Traffic blocks a road. Drivers shout, honk horns, gesticulate. The road is the Government’s Coronavirus Business Interruption Loans Scheme. The drivers are Ministers, the banks and businesses.
Ministers alternately blame the banks for not moving and claim that the road will soon be cleared – because the banks really are moving, just not quite fast enough yet.
The banks blame the Government, arguing that they are on the hook not only for 20 per cent of the loan, but 100 per cent of the default; that the criteria set for the scheme by the British Business Bank require them to be cautious, and that piled on top of this requirement is a restrictive EU regulation (though there is argument about whether the Government is misreading it).
And business people are less concerned with who’s to blame than with not going broke. All they know is that the road is blocked and that they can’t get where they want to go.
Which is why a motley coalition of Andrew Bailey, the Governor of the Bank of England; Ed Miliband; George Osborne and others, including ConservativeHome, have called for the Government to up the proportion of the loan that it guarantees from 80 per cent to 100 per cent.
But what is counting most is pressure from Tory MPs. One told this site yesterday that “the Chancellor has had repeated bollockings” from backbenchers. Monday sees Commons consideration of the Finance Bill. The stage is set for public pressure on Ministers.
One has to feel for Rishi Sunak. He can point out to his colleagues that the taxpayer is already on the hook for stonking sums as a result of extraordinary measures – the £300 billion package that he announced in was effectively the second of three Budgets since mid-March.
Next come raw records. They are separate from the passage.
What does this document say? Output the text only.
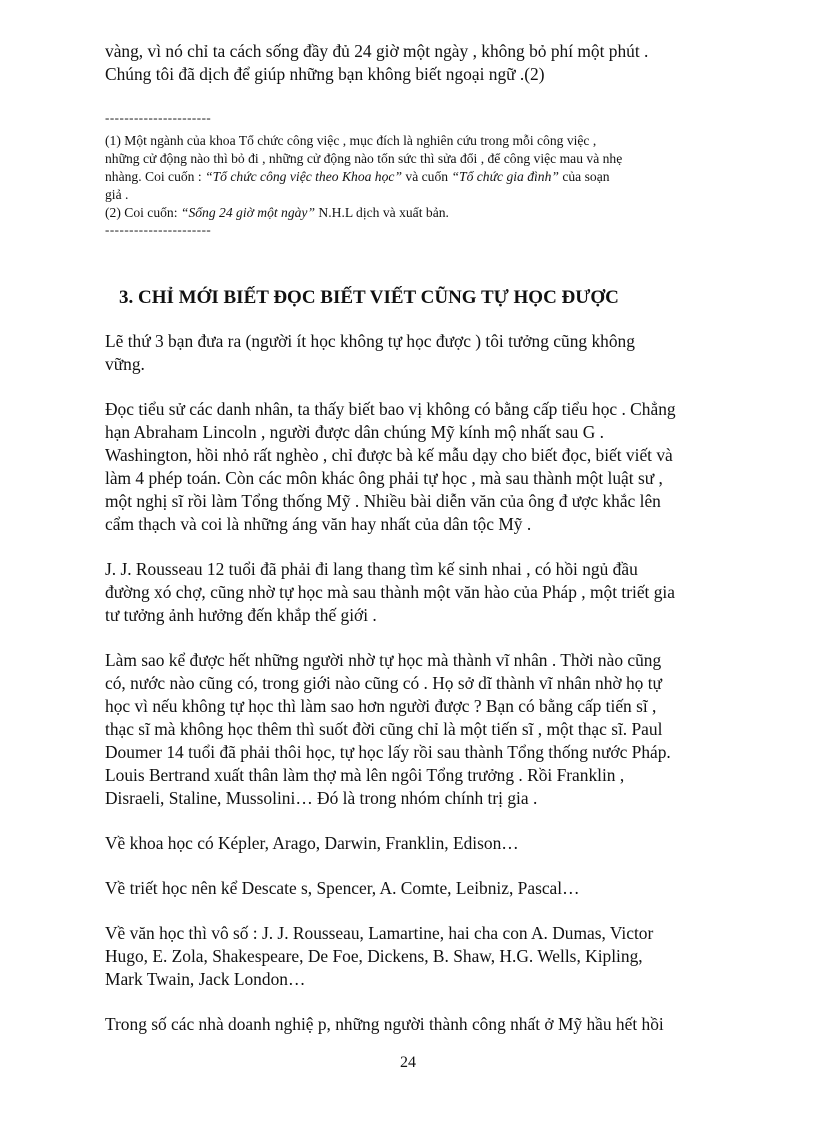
vàng, vì nó chỉ ta cách sống đầy đủ 24 giờ một ngày , không bỏ phí một phút .
Chúng tôi đã dịch để giúp những bạn không biết ngoại ngữ .(2)
----------------------
(1) Một ngành của khoa Tổ chức công việc , mục đích là nghiên cứu trong mỗi công việc ,
những cử động nào thì bỏ đi , những cử động nào tốn sức thì sửa đổi , để công việc mau và nhẹ
nhàng. Coi cuốn : “Tổ chức công việc theo Khoa học” và cuốn “Tổ chức gia đình” của soạn
giả .
(2) Coi cuốn: “Sống 24 giờ một ngày” N.H.L dịch và xuất bản.
----------------------
3. CHỈ MỚI BIẾT ĐỌC BIẾT VIẾT CŨNG TỰ HỌC ĐƯỢC
Lẽ thứ 3 bạn đưa ra (người ít học không tự học được ) tôi tưởng cũng không
vững.
Đọc tiểu sử các danh nhân, ta thấy biết bao vị không có bằng cấp tiểu học . Chẳng
hạn Abraham Lincoln , người được dân chúng Mỹ kính mộ nhất sau G .
Washington, hồi nhỏ rất nghèo , chỉ được bà kế mẫu dạy cho biết đọc, biết viết và
làm 4 phép toán. Còn các môn khác ông phải tự học , mà sau thành một luật sư ,
một nghị sĩ rồi làm Tổng thống Mỹ . Nhiều bài diễn văn của ông đ ược khắc lên
cẩm thạch và coi là những áng văn hay nhất của dân tộc Mỹ .
J. J. Rousseau 12 tuổi đã phải đi lang thang tìm kế sinh nhai , có hồi ngủ đầu
đường xó chợ, cũng nhờ tự học mà sau thành một văn hào của Pháp , một triết gia
tư tưởng ảnh hưởng đến khắp thế giới .
Làm sao kể được hết những người nhờ tự học mà thành vĩ nhân . Thời nào cũng
có, nước nào cũng có, trong giới nào cũng có . Họ sở dĩ thành vĩ nhân nhờ họ tự
học vì nếu không tự học thì làm sao hơn người được ? Bạn có bằng cấp tiến sĩ ,
thạc sĩ mà không học thêm thì suốt đời cũng chỉ là một tiến sĩ , một thạc sĩ. Paul
Doumer 14 tuổi đã phải thôi học, tự học lấy rồi sau thành Tổng thống nước Pháp.
Louis Bertrand xuất thân làm thợ mà lên ngôi Tổng trưởng . Rồi Franklin ,
Disraeli, Staline, Mussolini… Đó là trong nhóm chính trị gia .
Về khoa học có Képler, Arago, Darwin, Franklin, Edison…
Về triết học nên kể Descate s, Spencer, A. Comte, Leibniz, Pascal…
Về văn học thì vô số : J. J. Rousseau, Lamartine, hai cha con A. Dumas, Victor
Hugo, E. Zola, Shakespeare, De Foe, Dickens, B. Shaw, H.G. Wells, Kipling,
Mark Twain, Jack London…
Trong số các nhà doanh nghiệ p, những người thành công nhất ở Mỹ hầu hết hồi
24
He will be mindful that, one day, a vaccine will have been found for the virus; or the population will have acquired herd immunity, or a track-and-trace scheme of South Korean intensity will have worked, and the country will return to normal, whatever that may then look like.
At which point, if he’s still in place, he and his Treasury team will have to meet the bills run up during the crisis, and that the Government may not be able to, as we hope will be the case, tax-cut-and-deregulate-and-borrow its way back to growth. And so mid 1970s-style spending cuts, plus big tax rises, will duly kick in.
So the Chancellor would add, as he repeatedly has, that the Government cannot save every firm and every job – adding that some 16,000 businesses have had their loans approved under the scheme and a little over £2 billion has been lent. All done in almost no time at all by civil servants and others working flat out.
Sunak will not want to be seen to cave in to the pressure on him and his Ministerial colleagues. But he has little alternative given the political landscape but to take our advice – which was if one can’t untangle one’s way out of a Gordian knot one should simply slice through it.
Or rather, to follow the picture sketched above, if one can’t unblock the highway, the best alternative is to build a relief road.
This seems to be what the Chancellor will do. There’s already a specific Coranavirus Business Large Business Interruption Loans Scheme, which like the main version has undergone revisions. (He has barred banks under the main scheme for asking for homes and savings as collateral, and sought to prevent them from steering companies towards standard business loans instead – an illustration of the problems that have dogged it.)
So watch out for some variant specifically designed for small businesses, which Sunak will hope is both effective and less expensive than simply throwing the doors of the present scheme wide open.
The moral of the story is that the longer the lockdown goes on in its present form, the longer the economy can’t move normally, like a man experiencing the trauma of cardiac arrest.
And Doctor Sunak will have to pour in more and more public money in what are essentially forms of emergency surgery. No wonder the institutional Treasury view is to want Britain out of shutdown as fast as possible.